For years, the manta around the innovation community is the only sure thing is uncertainty would increase over time.
The speed of product innovation and consumer behavior over time was going to change. Turns out, we may have missed the big picture – although I think we understood, we just didn’t really want to talk about it.
Innovation is generally thought of as the “bigger, faster, stronger” method of creation. This is the intentional progression of new innovations that build upon the former as a way of creating a better tomorrow.
There is another well-established school of innovation. It’s called “necessity is the mother of all invention”. Circumstances force you to get creative to deal with the resulting chaos.
The primary difference between these two models is where chaos shows up. In the former, innovation by others creates uncertainty in the marketplace as options for customers to increase. In the latter, chaos is created external to the marketplace, and we are all forced to react.
One is a battery-powered car. The other is pandemic.
Take it to the bank, uncertainty will increase on both fronts. My prediction is the latter will reign supreme. A market of semi-organized innovation will be dwarfed by the acceleration of system-wide chaos – both man-made and by mother nature herself.
So why am I pointing this out? Because what is generally considered a specialized skillset – dealing with uncertainty through rapid experimentation and learning – should be a core skill taught starting at the earliest of ages.
Not only would we all benefit from keeping a curious and open mind, I believe this will eventually become a critical skill for survival.
Change may seem like it happens rapidly, but the reality is it still moves fairly slowly. Large organizations typically have just a handful of people who are dealing with or mitigating uncertainty.
In most large organizations, 99% of the organization is exclusively dedicated to executing the standard work. These processes may produce new and novel things, but they are done within accepted-as-truth assumptions in what is believed to be well-known conditions.
Only a handful, if any, are assigned to think about the unthinkable. Even in the most accepting of organizations, rare is the welcome discussion of the complete destruction of the business model, the disappearance of markets, or things like pandemics.
Those who would be most affected by the change are the least likely to see it coming. We’re wired for homeostasis, and often it takes the lever of Archimedes will get us to move.
I know, alright Chris, what’s the action here? What are you proposing? Fair question. I propose three things:
1.) Your organization should be dedicating significant resources to considering the unthinkable. When I say significant resources, I would advocate for at least a business unit the size of your product teams – minimum. Your product teams should already be oriented this way, but the type of uncertainty you’ll soon be dealing with will go beyond customer behavior and marketplace dynamics.

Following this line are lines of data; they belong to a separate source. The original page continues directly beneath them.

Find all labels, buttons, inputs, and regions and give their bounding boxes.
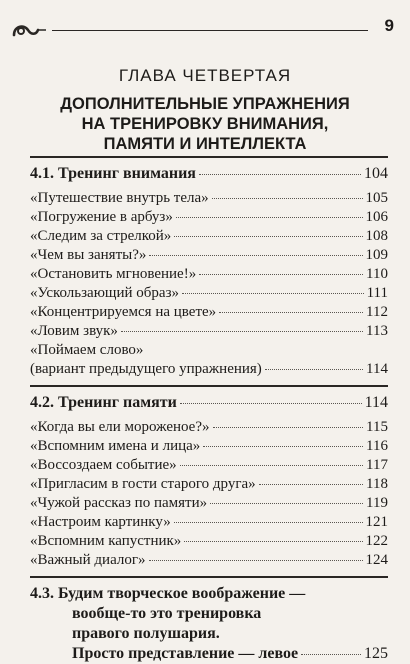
- dot-leader: [174, 236, 362, 237]
- dot-leader: [182, 293, 364, 294]
- toc-heading-label-continued: вообще-то это тренировка: [72, 605, 262, 622]
- dot-leader: [259, 484, 363, 485]
- dot-leader: [121, 331, 363, 332]
- toc-heading-label-continued: Просто представление — левое: [72, 645, 299, 662]
- dot-leader: [180, 403, 362, 404]
- toc-page-number: 125: [364, 645, 388, 662]
- toc-entry[interactable]: [30, 284, 388, 303]
- chapter-title: [40, 94, 370, 154]
- toc-page-number: 115: [366, 419, 388, 435]
- toc-heading[interactable]: [30, 164, 388, 184]
- header-rule: [52, 30, 368, 31]
- toc-entry-label: «Поймаем слово»: [30, 342, 144, 358]
- toc-page-number: 124: [365, 552, 388, 568]
- toc-heading-label: 4.1. Тренинг внимания: [30, 165, 196, 182]
- toc-page-number: 118: [366, 476, 388, 492]
- toc-page-number: 122: [365, 533, 388, 549]
- dot-leader: [149, 560, 363, 561]
- toc-section-imagination: [30, 576, 388, 664]
- toc-entry[interactable]: [30, 322, 388, 341]
- publisher-logo-icon: [12, 22, 46, 38]
- dot-leader: [301, 654, 361, 655]
- toc-entry[interactable]: [30, 227, 388, 246]
- toc-entry[interactable]: [30, 475, 388, 494]
- toc-heading[interactable]: [30, 393, 388, 413]
- toc-page-number: 106: [365, 209, 388, 225]
- toc-entry-label: «Путешествие внутрь тела»: [30, 190, 209, 206]
- toc-entry-label-continued: (вариант предыдущего упражнения): [30, 361, 262, 377]
- dot-leader: [180, 465, 363, 466]
- toc-entry-label: «Следим за стрелкой»: [30, 228, 172, 244]
- toc-page-number: 114: [364, 394, 388, 411]
- toc-entry[interactable]: [30, 189, 388, 208]
- toc-heading[interactable]: [30, 584, 388, 664]
- dot-leader: [265, 369, 363, 370]
- toc-heading-label: 4.2. Тренинг памяти: [30, 394, 177, 411]
- chapter-title-line: ДОПОЛНИТЕЛЬНЫЕ УПРАЖНЕНИЯ: [60, 95, 350, 113]
- dot-leader: [213, 427, 364, 428]
- table-of-contents: [30, 156, 388, 664]
- toc-page-number: 121: [365, 514, 388, 530]
- toc-entry[interactable]: [30, 513, 388, 532]
- toc-entry[interactable]: [30, 437, 388, 456]
- toc-entry[interactable]: [30, 456, 388, 475]
- toc-entry-label: «Ловим звук»: [30, 323, 118, 339]
- toc-entry[interactable]: [30, 246, 388, 265]
- toc-page-number: 109: [365, 247, 388, 263]
- dot-leader: [174, 522, 363, 523]
- toc-section-attention: [30, 156, 388, 379]
- toc-entry[interactable]: [30, 418, 388, 437]
- dot-leader: [199, 274, 363, 275]
- toc-page-number: 105: [365, 190, 388, 206]
- dot-leader: [210, 503, 363, 504]
- toc-page-number: 108: [365, 228, 388, 244]
- chapter-label: ГЛАВА ЧЕТВЕРТАЯ: [118, 66, 292, 85]
- toc-entry-label: «Концентрируемся на цвете»: [30, 304, 217, 320]
- toc-page-number: 119: [366, 495, 388, 511]
- chapter-title-line: ПАМЯТИ И ИНТЕЛЛЕКТА: [103, 135, 307, 153]
- toc-heading-label: 4.3. Будим творческое воображение —: [30, 585, 306, 602]
- toc-entry-label: «Чужой рассказ по памяти»: [30, 495, 208, 511]
- toc-entry[interactable]: [30, 551, 388, 570]
- toc-page-number: 113: [366, 323, 388, 339]
- dot-leader: [176, 217, 363, 218]
- toc-entry[interactable]: [30, 341, 388, 379]
- toc-page-number: 116: [366, 438, 388, 454]
- toc-heading-label-continued: правого полушария.: [72, 625, 220, 642]
- toc-entry-label: «Вспомним имена и лица»: [30, 438, 201, 454]
- toc-entry-label: «Важный диалог»: [30, 552, 146, 568]
- toc-entry[interactable]: [30, 303, 388, 322]
- toc-page-number: 112: [366, 304, 388, 320]
- toc-entry-label: «Вспомним капустник»: [30, 533, 182, 549]
- toc-entry[interactable]: [30, 265, 388, 284]
- toc-entry[interactable]: [30, 208, 388, 227]
- toc-entry-label: «Остановить мгновение!»: [30, 266, 197, 282]
- dot-leader: [149, 255, 362, 256]
- toc-page-number: 114: [366, 361, 388, 377]
- toc-entry-label: «Пригласим в гости старого друга»: [30, 476, 256, 492]
- toc-entry-label: «Погружение в арбуз»: [30, 209, 173, 225]
- dot-leader: [199, 174, 361, 175]
- page-number: 9: [384, 16, 394, 35]
- toc-entry-label: «Воссоздаем событие»: [30, 457, 177, 473]
- toc-page-number: 117: [366, 457, 388, 473]
- toc-entry-label: «Чем вы заняты?»: [30, 247, 147, 263]
- dot-leader: [203, 446, 363, 447]
- toc-page-number: 111: [366, 285, 388, 301]
- toc-entry-label: «Когда вы ели мороженое?»: [30, 419, 210, 435]
- toc-entry-label: «Настроим картинку»: [30, 514, 171, 530]
- toc-page-number: 104: [364, 165, 388, 182]
- dot-leader: [212, 198, 363, 199]
- toc-entry-label: «Ускользающий образ»: [30, 285, 179, 301]
- toc-entry[interactable]: [30, 494, 388, 513]
- chapter-title-line: НА ТРЕНИРОВКУ ВНИМАНИЯ,: [81, 115, 329, 133]
- dot-leader: [184, 541, 362, 542]
- toc-section-memory: [30, 385, 388, 570]
- toc-entry[interactable]: [30, 532, 388, 551]
- toc-page-number: 110: [366, 266, 388, 282]
- dot-leader: [219, 312, 363, 313]
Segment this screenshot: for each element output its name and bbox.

You can try to have everyone do 10% time, but that will be a 100% failure. For people to be effective in this work, they need to be at least 50% dedicated.
This team is here to pick your business apart. Identify every assumption, find every dependency, assign data that supports those assumptions, then build a constant stream of leading indicators that act as your early warning system.
When they make it through your whole business, they should start at the beginning and do it all again. By then, everything will have changed and all of their work will need to be evaluated. If nothing changes, something is wrong. This will be a forever process.
2.) You should do the same for the assumptions in your own life.
I am sure you have life goals. You’re going to want to do things. Travel, have kids, buy a house, open a vegan bakery…whatever it is, you are either on track or off track to achieving those goals.
Most of you reading this are in an extremely vulnerable position. I'm not a jerk – I'm lumping myself in there too.
You need to do the same work in your own life that I recommended for your organization.
You're making a lot of assumptions in your life, and most of them are wrong. In fairness, being wrong is normal and is not likely to have any effect on the outcomes you seek.
What has changed is the consequences of being wrong. The safety nets are largely gone. The stakes are higher. The ability to recover is becoming more difficult. The margin for error is shrinking.
Think you have landed that job for life at MegaCorp with great benefits and a 401K? We find comfort in that, but the data shows how your position is precarious.
You obviously can’t do this work full-time. I’m not asking you to be pessimistic. What I am asking you to do is be clear-eyed and begin to use your work skills to de-risk your own situation.
Think about what you a year from now will wish you today would be doing right now…then go do that.
3.) Tell others.
For most of us in the innovation community, our initial exposure to the theory and methods was an a-ha moment. A light went off and we got it.
It doesn’t happen like that for everyone. More likely, people haven’t been exposed to our world beyond what they learned about the scientific method in school.
Like it or not, we are in an interconnected world. That critical medication you or a loved one takes isn’t made down the road or in another state, it’s probably made on the other side of the world. And if it happens to be made down the road from you, it was developed somewhere else.
Here’s the point. As we reach a critical mass of chaos and uncertainty, we won’t have enough capacity to deal with it if we think a small band of insurgents is going to tackle the problem.
No, what is coming is an all-hands-on-deck series of events. You should reach out to others and share what you learn.
Teach them how to build. Teach them how to put themselves in the driver’s seat of their life. Teach them that chaos is a thing that can be taken head-on, understood, and dealt with systematically and logically.
We are headed in the age of great change and innovation. I personally find it very exciting. It’s time for decades to happen in months or even weeks.